A chi è rivolto
  • mancata contestazione della violazione
  • non siano iniziati accessi, ispezioni, verifiche o altre attività amministrative di accertamento delle quali l’autore o i soggetti solidamente obbligati abbiano avuto formale conoscenza
Descrizione

Il “Ravvedimento Operoso” è regolato dall’articolo 13 del Decreto Legislativo n. 472/1997 e successive modifiche ed integrazioni; con il Decreto Legge 26/10/2019 n. 124 (convertito dalla Legge 19 dicembre 2019 n. 157) è stato abrogato il comma 1-bis dell’art. 13 del D.L. 18/12/1997 n. 472 laddove si prevedeva l’applicazione del ravvedimento operoso “lunghissimo” ai soli tributi amministrati dall’Agenzia delle Entrate.
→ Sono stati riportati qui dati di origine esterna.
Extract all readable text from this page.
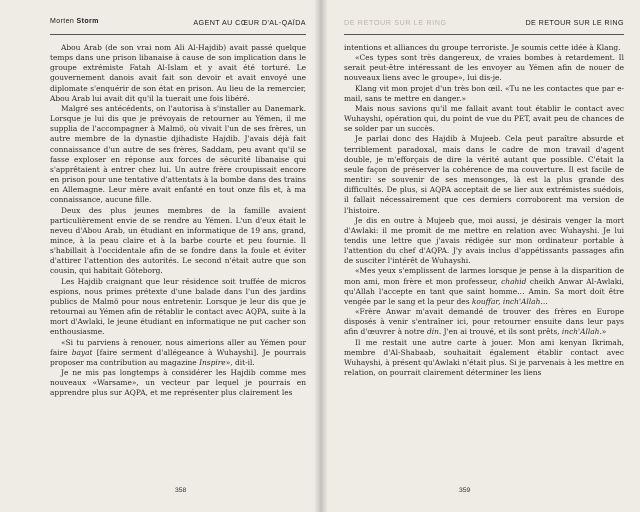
Morten Storm	AGENT AU CŒUR D'AL-QAÏDA

Abou Arab (de son vrai nom Ali Al-Hajdib) avait passé quelque temps dans une prison libanaise à cause de son implication dans le groupe extrémiste Fatah Al-Islam et y avait été torturé. Le gouvernement danois avait fait son devoir et avait envoyé une diplomate s'enquérir de son état en prison. Au lieu de la remercier, Abou Arab lui avait dit qu'il la tuerait une fois libéré.

Malgré ses antécédents, on l'autorisa à s'installer au Danemark. Lorsque je lui dis que je prévoyais de retourner au Yémen, il me supplia de l'accompagner à Malmö, où vivait l'un de ses frères, un autre membre de la dynastie djihadiste Hajdib. J'avais déjà fait connaissance d'un autre de ses frères, Saddam, peu avant qu'il se fasse exploser en réponse aux forces de sécurité libanaise qui s'apprêtaient à entrer chez lui. Un autre frère croupissait encore en prison pour une tentative d'attentats à la bombe dans des trains en Allemagne. Leur mère avait enfanté en tout onze fils et, à ma connaissance, aucune fille.

Deux des plus jeunes membres de la famille avaient particulièrement envie de se rendre au Yémen. L'un d'eux était le neveu d'Abou Arab, un étudiant en informatique de 19 ans, grand, mince, à la peau claire et à la barbe courte et peu fournie. Il s'habillait à l'occidentale afin de se fondre dans la foule et éviter d'attirer l'attention des autorités. Le second n'était autre que son cousin, qui habitait Göteborg.

Les Hajdib craignant que leur résidence soit truffée de micros espions, nous primes prétexte d'une balade dans l'un des jardins publics de Malmö pour nous entretenir. Lorsque je leur dis que je retournai au Yémen afin de rétablir le contact avec AQPA, suite à la mort d'Awlaki, le jeune étudiant en informatique ne put cacher son enthousiasme.

«Si tu parviens à renouer, nous aimerions aller au Yémen pour faire bayat [faire serment d'allégeance à Wuhayshi]. Je pourrais proposer ma contribution au magazine Inspire», dit-il.

Je ne mis pas longtemps à considérer les Hajdib comme mes nouveaux «Warsame», un vecteur par lequel je pourrais en apprendre plus sur AQPA, et me représenter plus clairement les

358
DE RETOUR SUR LE RING	DE RETOUR SUR LE RING

intentions et alliances du groupe terroriste. Je soumis cette idée à Klang.

«Ces types sont très dangereux, de vraies bombes à retardement. Il serait peut-être intéressant de les envoyer au Yémen afin de nouer de nouveaux liens avec le groupe», lui dis-je.

Klang vit mon projet d'un très bon œil. «Tu ne les contactes que par e-mail, sans te mettre en danger.»

Mais nous savions qu'il me fallait avant tout établir le contact avec Wuhayshi, opération qui, du point de vue du PET, avait peu de chances de se solder par un succès.

Je parlai donc des Hajdib à Mujeeb. Cela peut paraître absurde et terriblement paradoxal, mais dans le cadre de mon travail d'agent double, je m'efforçais de dire la vérité autant que possible. C'était la seule façon de préserver la cohérence de ma couverture. Il est facile de mentir: se souvenir de ses mensonges, là est la plus grande des difficultés. De plus, si AQPA acceptait de se lier aux extrémistes suédois, il fallait nécessairement que ces derniers corroborent ma version de l'histoire.

Je dis en outre à Mujeeb que, moi aussi, je désirais venger la mort d'Awlaki: il me promit de me mettre en relation avec Wuhayshi. Je lui tendis une lettre que j'avais rédigée sur mon ordinateur portable à l'attention du chef d'AQPA. J'y avais inclus d'appétissants passages afin de susciter l'intérêt de Wuhayshi.

«Mes yeux s'emplissent de larmes lorsque je pense à la disparition de mon ami, mon frère et mon professeur, chahid cheikh Anwar Al-Awlaki, qu'Allah l'accepte en tant que saint homme… Amin. Sa mort doit être vengée par le sang et la peur des kouffar, inch'Allah…

«Frère Anwar m'avait demandé de trouver des frères en Europe disposés à venir s'entraîner ici, pour retourner ensuite dans leur pays afin d'œuvrer à notre din. J'en ai trouvé, et ils sont prêts, inch'Allah.»

Il me restait une autre carte à jouer. Mon ami kenyan Ikrimah, membre d'Al-Shabaab, souhaitait également établir contact avec Wuhayshi, à présent qu'Awlaki n'était plus. Si je parvenais à les mettre en relation, on pourrait clairement déterminer les liens

359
Pertanto, a partire dai ravvedimenti effettuati dal 25/12/2019, vengono estesi i termini del ravvedimento anche ai Tributi Locali.

Come fare

Il versamento deve essere effettuato utilizzando il modello di pagamento F24 (o il bollettino postale IMU), indicando l’anno al quale si riferisce il versamento e barrando l’apposito riquadro riservato al ravvedimento.
L’imposta dovuta, le sanzioni e gli interessi vanno sommati e versati con lo stesso codice tributo relativo alla tipologia di immobile cui si riferisce il versamento (non utilizzare i codici tributo sanzioni e interessi).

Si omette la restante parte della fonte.